DES CHATS
Selon une certaine légende, Armand du Plessis, cardinal-duc de Richelieu, aimait fort les chats. Il en possédait plusieurs qui jouaient librement dans son bureau. Il s'apprêtait à signer un arrêt de mort de plusieurs gentilhommes, quand l'un de ses chats, dressé sur la table, renversa l'encrier : l'encre avait coulé sur le papier, maculant le texte. Les noms des condamnés étaient illisibles. Le cardinal, après un soupir, froissa la feuille et la jeta au loin. Nos lascars surent-ils jamais qu'ils devaient la vie au caprice d'un chat ?
Demandez-moi à quel animal de compagnie va ma préference, vous me jetez dans un extrême embarras. Et d'abord : pourquoi parler d'animal de compagnie ? C'est déjà un rapt, par lequel vous ramenez l'animal, quel qu'il soit, au statut de chose, de meuble, d'objet maniable et corvéable. Je ne puis imaginer un animal - un être vivant, sentant, expressif et communicatif - réduit, confiné entre les quatre murs d'un appartement, lui qui ne peut exprimer sa nature que dans un espace ouvert. C'est assez que les hommes soient parqués dans des espaces clos, faut-il en outre enclore et embastiller nos amis chiens, chats, perroquets, lapins et autres ? Le territoire de chasse d'un chat est d'environ huit mille mètres carrés, et plus à l'aventure, mais sûrement pas moins. Enfermez-le dans un appartement, vous le privez de chasse, autant dire de sa nature de chat.

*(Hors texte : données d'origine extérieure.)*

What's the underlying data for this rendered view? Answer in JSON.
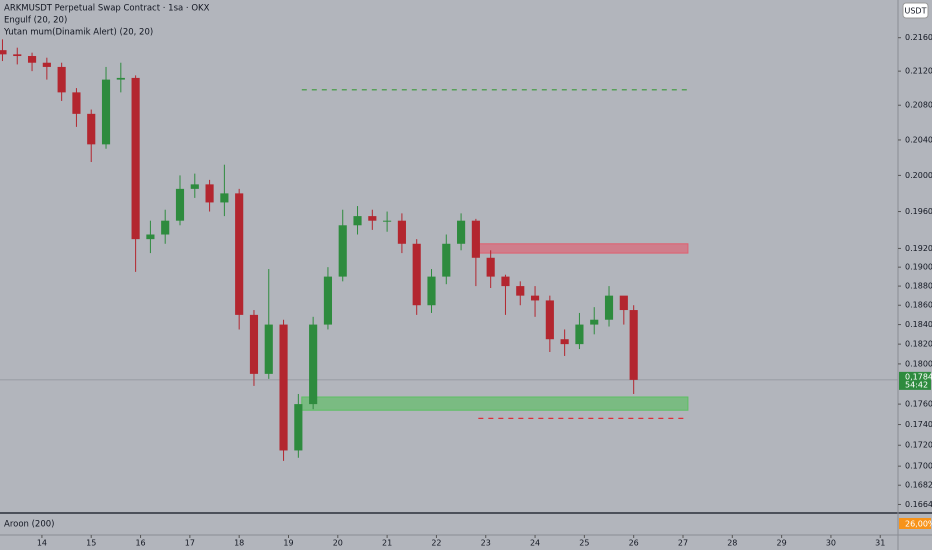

J'ai de toujours je ne sais quelle tendresse pour cet animal, sa fourrure soyeuse, son port, sa démarche souple et onduleuse, sa tête magnifique, son regard impénétrable. L'immortel Immanuel Kant détestait les chats au motif que leur fourrure est "électrique" - ce qui n'est pas faux, mais ne justifie pas, à mes yeux du moins, tant de dédain. Il faut croire que dans son enfance notre philosophe n'avait pas été gratifié de la compagnie de ce noble animal, qu'il n'avait pas pu, ou su, caresser cette douce étoffe de poils tendres et musicaux ! Mais le pauvre a-t-il jamais connu autre chose que l'odeur poussiéreuse et rance de la bibliothèque paroissiale ?
Un joli mot court parfois dans certaines conversations : caressant son chat on s'imagine flatter l'échine d'un tigre. Oui, il y a du tigre dans le chat, à petite échelle, et si l'on croit le domestiquer, le gouverner, le mener à nos entreprises, on s'aperçoit bien vite qu'on se trompe. Il n'en fait qu'à sa tête, qui pour étre fort belle, n'en est pas moins fort têtue. Cossard, opiniâtre, imprévisible, capricieux, il s'amuse à déjouer, d'autant plus qu'il ne le fait pas toujours, et qu'en somme il balance fortuitement entre le prévisible et l'imprévisible.
J'étais à rêvasser dans un jardin provençal, assis sous un platane, voyant le chat noir errer entre les feuilles, et, comme mû d'une sorte de connivence silencieuse, le voilà qui s'approche et d'un bond s'élance sur mon giron, s'y roule et s'y installe royalement avant de fermer les yeux pour une sieste épicurienne ! Je me laisse faire, ravi, reconnaissant : comment diable a-t-il su que je n'attendais que cela, et que ce serait pour moi une grâce, une joie de l'accueillir, de lui prêter l'accueil bienheurex de mon corps. Il y a des grâces qu'on ne demande pas, qui vous viennent de surcroît. Ce sont les plus précieuses et les plus rares.